We greatly appreciate this question as it allowed us to better explain this design detail, and we will revise the paper accordingly to ensure clarity for readers.
- Limitations:
We sincerely thank the reviewer for raising this important point regarding data scale and its role in enabling cross-device smooth zoom interpolation.
While our dataset consists of 205 synthetic zoom sequences (16 frames each) captured from two devices, we emphasize that its design prioritizes structural diversity and cross-device generalizability over raw volume. Specifically, we focus on capturing geometric and photometric variations that commonly arise in real-world zoom operations across devices.

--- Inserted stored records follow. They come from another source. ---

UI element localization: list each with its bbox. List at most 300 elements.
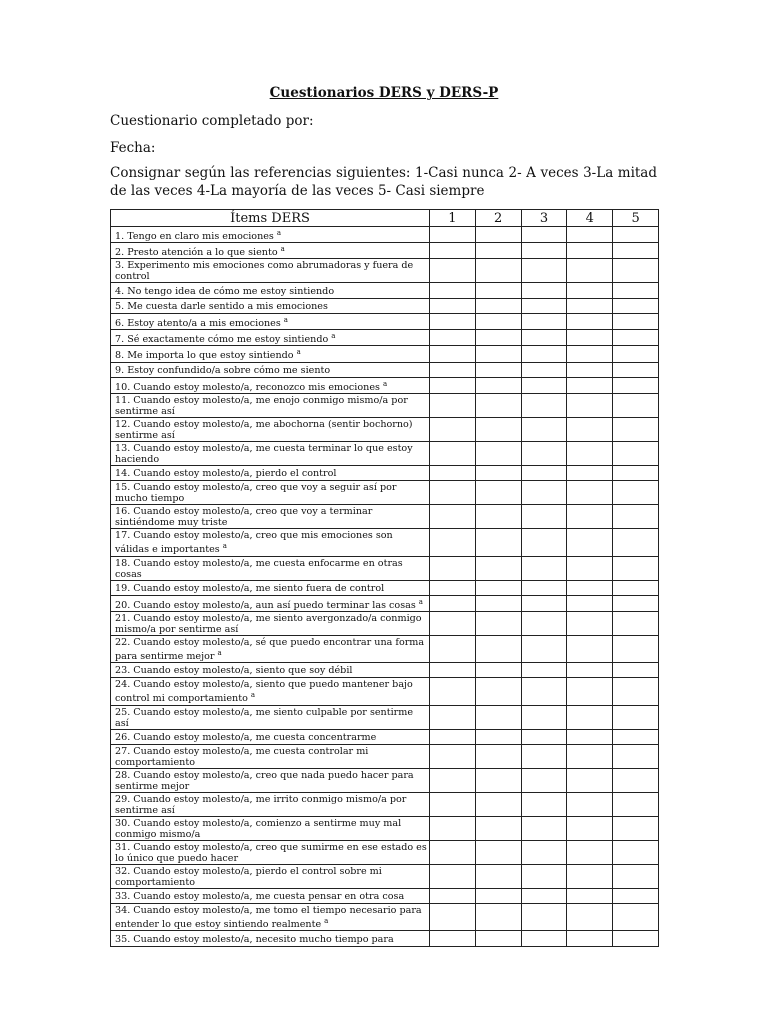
answer-cell-3[interactable] [521,816,567,840]
answer-cell-3[interactable] [521,481,567,505]
answer-cell-4[interactable] [567,663,613,678]
answer-cell-4[interactable] [567,505,613,529]
answer-cell-4[interactable] [567,466,613,481]
item-text-cell [111,580,430,595]
answer-cell-3[interactable] [521,729,567,744]
completed-by-label: Cuestionario completado por: [110,113,314,129]
answer-cell-1[interactable] [430,595,476,611]
answer-cell-1[interactable] [430,283,476,298]
answer-cell-4[interactable] [567,481,613,505]
item-text: 34. Cuando estoy molesto/a, me tomo el tiempo necesario para entender lo que estoy sintiendo realmente [115,905,422,931]
item-text-cell [111,346,430,362]
item-text: 6. Estoy atento/a a mis emociones [115,318,281,330]
answer-cell-3[interactable] [521,505,567,529]
answer-cell-5[interactable] [613,840,659,864]
answer-cell-2[interactable] [475,313,521,329]
answer-cell-1[interactable] [430,840,476,864]
table-row [111,362,659,377]
item-text-cell [111,418,430,442]
answer-cell-1[interactable] [430,864,476,888]
answer-cell-2[interactable] [475,529,521,556]
answer-cell-2[interactable] [475,580,521,595]
answer-cell-5[interactable] [613,663,659,678]
item-text: 1. Tengo en claro mis emociones [115,231,274,243]
table-row [111,792,659,816]
table-row [111,931,659,946]
table-row [111,663,659,678]
answer-cell-2[interactable] [475,442,521,466]
answer-cell-5[interactable] [613,466,659,481]
answer-cell-2[interactable] [475,816,521,840]
answer-cell-5[interactable] [613,330,659,346]
answer-cell-4[interactable] [567,611,613,635]
item-text: 16. Cuando estoy molesto/a, creo que voy a terminar sintiéndome muy triste [115,506,373,529]
item-text: 5. Me cuesta darle sentido a mis emociones [115,300,328,312]
answer-cell-2[interactable] [475,377,521,393]
answer-cell-1[interactable] [430,418,476,442]
answer-cell-5[interactable] [613,904,659,931]
table-row [111,377,659,393]
answer-cell-3[interactable] [521,705,567,729]
date-label: Fecha: [110,140,156,156]
answer-cell-4[interactable] [567,529,613,556]
answer-cell-3[interactable] [521,313,567,329]
answer-cell-4[interactable] [567,888,613,903]
answer-cell-3[interactable] [521,888,567,903]
answer-cell-5[interactable] [613,864,659,888]
table-row [111,816,659,840]
answer-cell-1[interactable] [430,635,476,662]
item-text-cell [111,663,430,678]
item-text-cell [111,377,430,393]
answer-cell-2[interactable] [475,595,521,611]
answer-cell-2[interactable] [475,635,521,662]
answer-cell-2[interactable] [475,298,521,313]
item-text: 11. Cuando estoy molesto/a, me enojo conmigo mismo/a por sentirme así [115,395,408,418]
answer-cell-4[interactable] [567,418,613,442]
answer-cell-1[interactable] [430,792,476,816]
item-text: 17. Cuando estoy molesto/a, creo que mis emociones son válidas e importantes [115,530,393,556]
answer-cell-4[interactable] [567,840,613,864]
item-text: 29. Cuando estoy molesto/a, me irrito conmigo mismo/a por sentirme así [115,793,407,816]
answer-cell-2[interactable] [475,227,521,243]
item-note-marker: a [250,691,256,700]
table-row [111,611,659,635]
answer-cell-1[interactable] [430,931,476,946]
item-text-cell [111,556,430,580]
table-row [111,313,659,329]
answer-cell-3[interactable] [521,394,567,418]
table-row [111,705,659,729]
answer-cell-1[interactable] [430,346,476,362]
item-text: 25. Cuando estoy molesto/a, me siento culpable por sentirme así [115,706,414,729]
answer-cell-4[interactable] [567,313,613,329]
answer-cell-5[interactable] [613,362,659,377]
answer-cell-5[interactable] [613,580,659,595]
header-items: Ítems DERS [111,210,430,227]
item-text-cell [111,904,430,931]
item-text-cell [111,243,430,259]
answer-cell-3[interactable] [521,840,567,864]
answer-cell-5[interactable] [613,481,659,505]
answer-cell-4[interactable] [567,595,613,611]
answer-cell-5[interactable] [613,418,659,442]
answer-cell-1[interactable] [430,663,476,678]
answer-cell-1[interactable] [430,259,476,283]
item-text-cell [111,259,430,283]
answer-cell-1[interactable] [430,816,476,840]
table-row [111,243,659,259]
item-note-marker: a [296,348,301,357]
references-text: Consignar según las referencias siguientes: 1-Casi nunca 2- A veces 3-La mitad de las veces 4-La mayoría de las veces 5- Casi siempre [110,165,657,199]
answer-cell-3[interactable] [521,529,567,556]
answer-cell-1[interactable] [430,298,476,313]
answer-cell-5[interactable] [613,346,659,362]
item-note-marker: a [382,379,388,388]
answer-cell-2[interactable] [475,330,521,346]
answer-cell-4[interactable] [567,442,613,466]
answer-cell-3[interactable] [521,792,567,816]
answer-cell-2[interactable] [475,243,521,259]
answer-cell-1[interactable] [430,678,476,705]
answer-cell-3[interactable] [521,580,567,595]
item-text: 4. No tengo idea de cómo me estoy sintiendo [115,285,335,297]
item-text-cell [111,505,430,529]
answer-cell-2[interactable] [475,663,521,678]
answer-cell-5[interactable] [613,729,659,744]
item-note-marker: a [331,332,336,341]
answer-cell-1[interactable] [430,442,476,466]
header-score-5: 5 [613,210,659,227]
item-text: 28. Cuando estoy molesto/a, creo que nada puedo hacer para sentirme mejor [115,769,414,792]
table-row [111,394,659,418]
page-title: Cuestionarios DERS y DERS-P [269,85,499,101]
item-text-cell [111,840,430,864]
table-row [111,744,659,768]
table-row [111,529,659,556]
answer-cell-3[interactable] [521,330,567,346]
item-text: 21. Cuando estoy molesto/a, me siento avergonzado/a conmigo mismo/a por sentirme así [115,612,422,635]
item-text-cell [111,466,430,481]
answer-cell-5[interactable] [613,678,659,705]
answer-cell-3[interactable] [521,744,567,768]
answer-cell-2[interactable] [475,768,521,792]
item-text-cell [111,705,430,729]
item-text-cell [111,931,430,946]
answer-cell-3[interactable] [521,442,567,466]
answer-cell-2[interactable] [475,259,521,283]
answer-cell-2[interactable] [475,556,521,580]
answer-cell-5[interactable] [613,259,659,283]
answer-cell-3[interactable] [521,466,567,481]
answer-cell-1[interactable] [430,505,476,529]
item-text: 24. Cuando estoy molesto/a, siento que puedo mantener bajo control mi comportamiento [115,679,413,705]
table-row [111,678,659,705]
ders-items-table [110,209,659,947]
answer-cell-4[interactable] [567,744,613,768]
answer-cell-1[interactable] [430,611,476,635]
answer-cell-4[interactable] [567,259,613,283]
item-text: 20. Cuando estoy molesto/a, aun así puedo terminar las cosas [115,599,416,611]
answer-cell-1[interactable] [430,768,476,792]
answer-cell-3[interactable] [521,931,567,946]
answer-cell-1[interactable] [430,729,476,744]
answer-cell-3[interactable] [521,418,567,442]
answer-cell-5[interactable] [613,705,659,729]
answer-cell-1[interactable] [430,313,476,329]
answer-cell-4[interactable] [567,377,613,393]
answer-cell-2[interactable] [475,840,521,864]
answer-cell-3[interactable] [521,663,567,678]
answer-cell-4[interactable] [567,768,613,792]
header-score-4: 4 [567,210,613,227]
answer-cell-3[interactable] [521,377,567,393]
answer-cell-5[interactable] [613,595,659,611]
answer-cell-5[interactable] [613,556,659,580]
answer-cell-5[interactable] [613,243,659,259]
answer-cell-2[interactable] [475,418,521,442]
answer-cell-2[interactable] [475,744,521,768]
item-text: 22. Cuando estoy molesto/a, sé que puedo encontrar una forma para sentirme mejor [115,636,425,663]
answer-cell-5[interactable] [613,816,659,840]
answer-cell-4[interactable] [567,227,613,243]
item-text-cell [111,298,430,313]
item-text-cell [111,529,430,556]
item-text-cell [111,394,430,418]
table-row [111,635,659,662]
table-row [111,418,659,442]
answer-cell-3[interactable] [521,768,567,792]
item-text: 15. Cuando estoy molesto/a, creo que voy a seguir así por mucho tiempo [115,482,397,505]
answer-cell-4[interactable] [567,556,613,580]
table-row [111,888,659,903]
table-row [111,840,659,864]
table-row [111,481,659,505]
answer-cell-5[interactable] [613,529,659,556]
table-row [111,768,659,792]
item-note-marker: a [324,917,329,926]
answer-cell-5[interactable] [613,611,659,635]
answer-cell-2[interactable] [475,505,521,529]
table-row [111,466,659,481]
header-score-2: 2 [475,210,521,227]
item-text: 10. Cuando estoy molesto/a, reconozco mis emociones [115,382,380,394]
item-text: 7. Sé exactamente cómo me estoy sintiendo [115,334,329,346]
answer-cell-1[interactable] [430,744,476,768]
item-text: 2. Presto atención a lo que siento [115,247,278,259]
answer-cell-2[interactable] [475,792,521,816]
item-note-marker: a [222,542,227,551]
item-text: 26. Cuando estoy molesto/a, me cuesta concentrarme [115,731,377,743]
item-text-cell [111,888,430,903]
item-text: 13. Cuando estoy molesto/a, me cuesta terminar lo que estoy haciendo [115,443,413,466]
item-text: 14. Cuando estoy molesto/a, pierdo el control [115,468,337,480]
answer-cell-1[interactable] [430,556,476,580]
answer-cell-4[interactable] [567,635,613,662]
table-row [111,259,659,283]
item-note-marker: a [283,315,288,324]
item-note-marker: a [418,597,423,606]
answer-cell-2[interactable] [475,611,521,635]
item-text-cell [111,744,430,768]
answer-cell-2[interactable] [475,705,521,729]
answer-cell-5[interactable] [613,931,659,946]
answer-cell-4[interactable] [567,362,613,377]
item-text: 3. Experimento mis emociones como abrumadoras y fuera de control [115,260,414,283]
answer-cell-1[interactable] [430,529,476,556]
item-text: 19. Cuando estoy molesto/a, me siento fuera de control [115,582,385,594]
table-row [111,330,659,346]
answer-cell-1[interactable] [430,580,476,595]
item-text-cell [111,611,430,635]
answer-cell-3[interactable] [521,259,567,283]
answer-cell-2[interactable] [475,481,521,505]
item-text: 12. Cuando estoy molesto/a, me abochorna (sentir bochorno) sentirme así [115,419,413,442]
table-header-row [111,210,659,227]
item-text: 8. Me importa lo que estoy sintiendo [115,350,294,362]
answer-cell-1[interactable] [430,227,476,243]
table-row [111,556,659,580]
answer-cell-4[interactable] [567,816,613,840]
answer-cell-1[interactable] [430,377,476,393]
item-text-cell [111,313,430,329]
answer-cell-2[interactable] [475,283,521,298]
answer-cell-5[interactable] [613,298,659,313]
answer-cell-5[interactable] [613,227,659,243]
answer-cell-5[interactable] [613,888,659,903]
answer-cell-5[interactable] [613,313,659,329]
answer-cell-3[interactable] [521,864,567,888]
answer-cell-4[interactable] [567,243,613,259]
table-row [111,904,659,931]
item-text-cell [111,283,430,298]
answer-cell-3[interactable] [521,283,567,298]
item-text: 23. Cuando estoy molesto/a, siento que soy débil [115,665,353,677]
answer-cell-4[interactable] [567,792,613,816]
answer-cell-2[interactable] [475,678,521,705]
answer-cell-5[interactable] [613,768,659,792]
answer-cell-2[interactable] [475,729,521,744]
item-text-cell [111,362,430,377]
item-text-cell [111,481,430,505]
answer-cell-2[interactable] [475,466,521,481]
item-text: 18. Cuando estoy molesto/a, me cuesta enfocarme en otras cosas [115,557,403,580]
item-text: 33. Cuando estoy molesto/a, me cuesta pensar en otra cosa [115,891,405,903]
item-text: 30. Cuando estoy molesto/a, comienzo a sentirme muy mal conmigo mismo/a [115,817,402,840]
answer-cell-3[interactable] [521,227,567,243]
answer-cell-4[interactable] [567,904,613,931]
item-note-marker: a [280,245,285,254]
table-row [111,298,659,313]
answer-cell-1[interactable] [430,888,476,903]
answer-cell-2[interactable] [475,394,521,418]
table-row [111,505,659,529]
answer-cell-4[interactable] [567,580,613,595]
table-row [111,729,659,744]
item-text: 9. Estoy confundido/a sobre cómo me siento [115,364,331,376]
answer-cell-3[interactable] [521,556,567,580]
answer-cell-3[interactable] [521,635,567,662]
item-text-cell [111,442,430,466]
answer-cell-4[interactable] [567,678,613,705]
item-text-cell [111,768,430,792]
answer-cell-1[interactable] [430,330,476,346]
item-text-cell [111,816,430,840]
item-text-cell [111,792,430,816]
answer-cell-4[interactable] [567,729,613,744]
answer-cell-4[interactable] [567,298,613,313]
answer-cell-1[interactable] [430,362,476,377]
answer-cell-1[interactable] [430,904,476,931]
answer-cell-3[interactable] [521,904,567,931]
item-note-marker: a [217,648,222,657]
answer-cell-3[interactable] [521,346,567,362]
answer-cell-4[interactable] [567,705,613,729]
answer-cell-2[interactable] [475,904,521,931]
answer-cell-4[interactable] [567,330,613,346]
answer-cell-2[interactable] [475,864,521,888]
answer-cell-2[interactable] [475,931,521,946]
item-text: 27. Cuando estoy molesto/a, me cuesta controlar mi comportamiento [115,745,369,768]
answer-cell-5[interactable] [613,377,659,393]
item-text: 31. Cuando estoy molesto/a, creo que sumirme en ese estado es lo único que puedo hacer [115,841,427,864]
answer-cell-4[interactable] [567,931,613,946]
table-row [111,595,659,611]
answer-cell-2[interactable] [475,346,521,362]
answer-cell-1[interactable] [430,394,476,418]
item-text-cell [111,635,430,662]
header-score-3: 3 [521,210,567,227]
answer-cell-5[interactable] [613,635,659,662]
header-score-1: 1 [430,210,476,227]
answer-cell-1[interactable] [430,481,476,505]
table-row [111,442,659,466]
item-note-marker: a [276,229,282,237]
table-row [111,346,659,362]
answer-cell-4[interactable] [567,346,613,362]
answer-cell-5[interactable] [613,442,659,466]
item-text-cell [111,729,430,744]
answer-cell-1[interactable] [430,243,476,259]
answer-cell-5[interactable] [613,505,659,529]
answer-cell-3[interactable] [521,595,567,611]
item-text-cell [111,330,430,346]
answer-cell-3[interactable] [521,298,567,313]
answer-cell-4[interactable] [567,394,613,418]
answer-cell-5[interactable] [613,792,659,816]
table-row [111,864,659,888]
answer-cell-1[interactable] [430,705,476,729]
answer-cell-1[interactable] [430,466,476,481]
answer-cell-4[interactable] [567,283,613,298]
table-row [111,580,659,595]
item-text-cell [111,678,430,705]
answer-cell-3[interactable] [521,362,567,377]
answer-cell-3[interactable] [521,243,567,259]
answer-cell-2[interactable] [475,362,521,377]
answer-cell-5[interactable] [613,744,659,768]
answer-cell-5[interactable] [613,283,659,298]
answer-cell-5[interactable] [613,394,659,418]
table-row [111,283,659,298]
answer-cell-3[interactable] [521,611,567,635]
answer-cell-3[interactable] [521,678,567,705]
item-text-cell [111,864,430,888]
answer-cell-4[interactable] [567,864,613,888]
table-row [111,227,659,243]
answer-cell-2[interactable] [475,888,521,903]
item-text: 35. Cuando estoy molesto/a, necesito mucho tiempo para [115,933,394,945]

Our device-agnostic supervision pipeline includes:
-
Device-agnostic spatial transition modeling: We interpolate both intrinsic and extrinsic parameters between wide and main camera views to simulate smooth and geometrically coherent virtual viewpoints, independent of device-specific assumptions.
-
Photometric decoupling via color adaptation: A learnable ColorNet predicts per-Gaussian color offsets to adapt to photometric shifts between devices, ensuring robust rendering across camera styles.
-
Cross-domain consistency constraints: We enforce semantic and textural consistency between rendered and real images, enhancing realism and semantic alignment.
-
Extensive data augmentation: We apply random resizing, cropping, horizontal/vertical flipping, rotation, temporal reversal, channel permutation, and pose jittering to enrich the diversity of spatial and photometric variations. These augmentations empirically improve the model’s robustness under diverse conditions.
In addition, all models are initialized from strong pretrained FI backbones (e.g., RIFE, EMAVFI) and finetuned with our synthetic supervision. This significantly reduces the demand for large-scale data while ensuring effective adaptation to zoom-specific motion.
As shown in Table 2 and Figure 4, our models generalize well to unseen devices (e.g., iPhone, OPPO), validating the transferability of our supervision design. In future work, we plan to expand the dataset to include a wider variety of devices and optical settings.
Thank you for the response. My concers have been addressed. My final rating remain the same.
We're happy to hear that we've managed to alleviate your concerns. Thanks again for the review, and if there are any outstanding concerns that we can address, please let us know.
The paper received mostly positive but divergent reviews (1 borderline reject, 2 borderline accepts, 1 accept).
The main concern from the borderline reject primarily centered around the paper's relation to InterpAny as well as the presentation of the paper. In the rebuttal the authors directly addressed this concern noting that InterpAny's reliance on 2D optical flow can lead to difficulties with 3D scene motion and that their 3D trajectories directly attempt to overcome these problems. They additionally discuss the gradient-coupled texture-focus strategy and a mask uncertainty penalty as novelties wrt InterpAny. The other reviewers were mostly positive, noting the promising results as well as overall organization. Though it seems like there is certainly room for improvement with respect to things like the ablation studies as well as understanding how each module interacts with each other.
After reading the review, rebuttal, and discussion, I advocate for acceptance but encourage the authors to address the presentation issues identified by Reviewer Viu6.